A different view showing the sidings A, B & C towards the Station through the bridge. The sidings immediately to the left have been lifted (see picture of them in their former state below), the link into Beighton Yard (behind the photographer) has also been lifted.

The yard behind the box was the Pway depot, but this was closed in April 2010.

Thanks to Michael Kaye for the photo's.

Above is a similar view in 2010.

East sidings to the right pictured on the 13th of September 1987. The old class 58 is just arriving from Beighton on the arrival/departure line where the loco will probably run round its wagons and be sent on to West Burton, Cottam or High Marnham power station.

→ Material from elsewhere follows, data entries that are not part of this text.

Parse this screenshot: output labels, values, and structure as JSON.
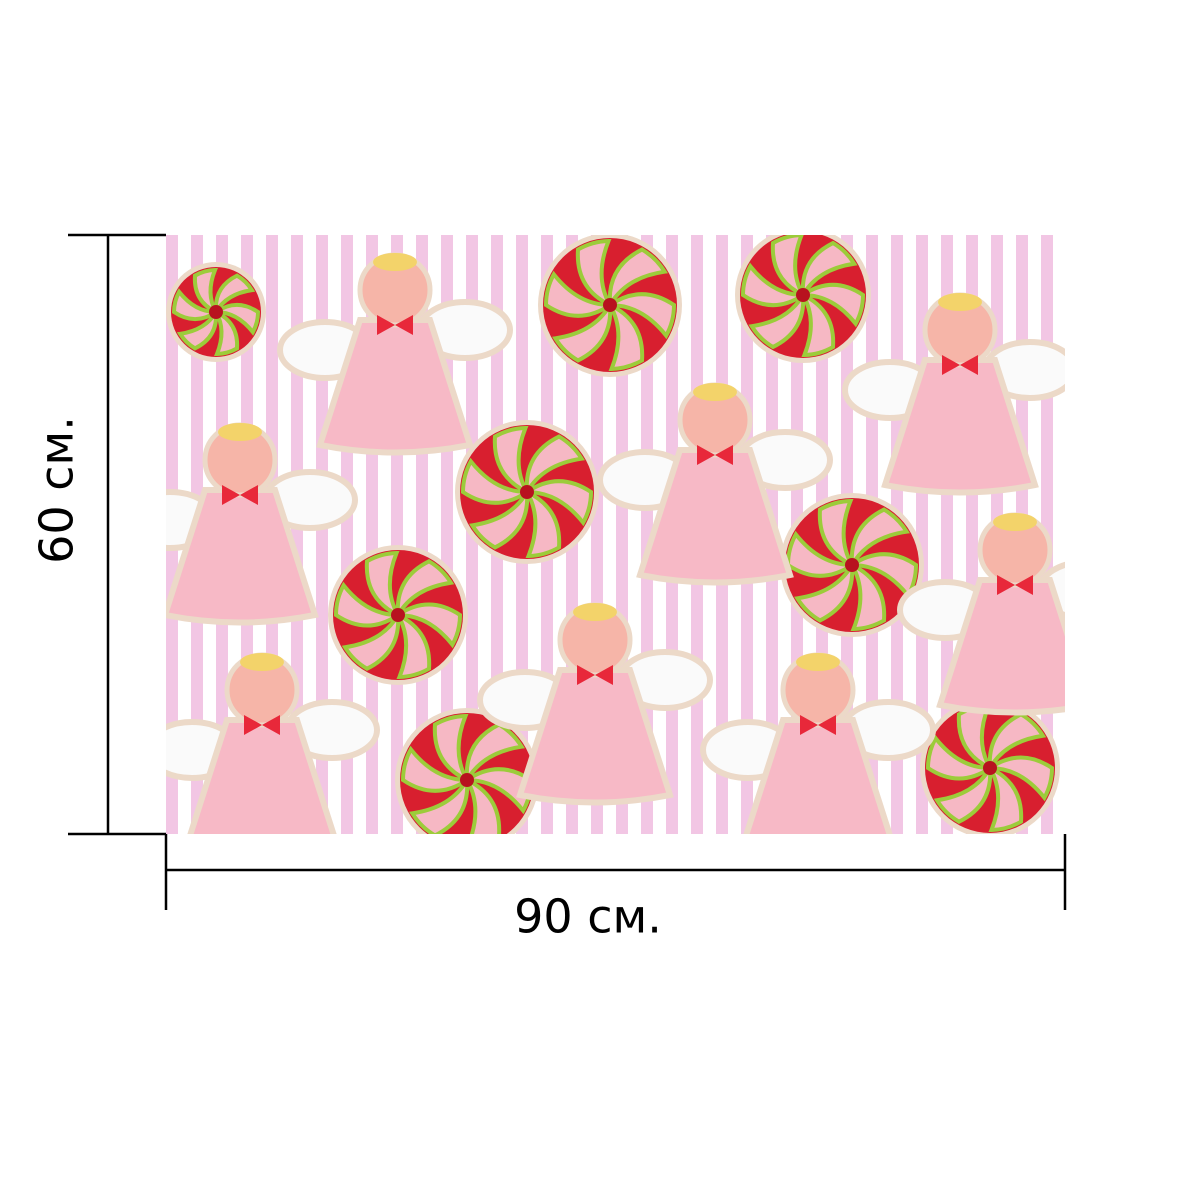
{
  "dimensions": {
    "height_label": "60 см.",
    "width_label": "90 см."
  }
}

The East sidings are still in situe to this day but disconnected and no longer used, and mother nature has taken its course.

Beighton Yard is a hive of activity in the background.

The diagram above shows the Junction in its former glory in the fifties. 

This is a very rare picture of  the branch line to Birley East Colliery (all three lines went down the branch but were split into one line to serve the colliery).

The Birley branch line was 2.75 miles long and was the only branch to serve the colliery even though several were planned. The line opened in 1855.

The closure date is unknown, although Birley East colliery closed in 1986 when it was used primarily as a pumping station for Brookhouse Colliery. 

The OS map below  from 1896 courtesy of Neil Baker shows the branch line.

This is a former overbridge on the Birley Branch which today is still the access for Meadow Cottage Farm.

This 1950's Ordnance Survey map shows the connection to Birley East mine.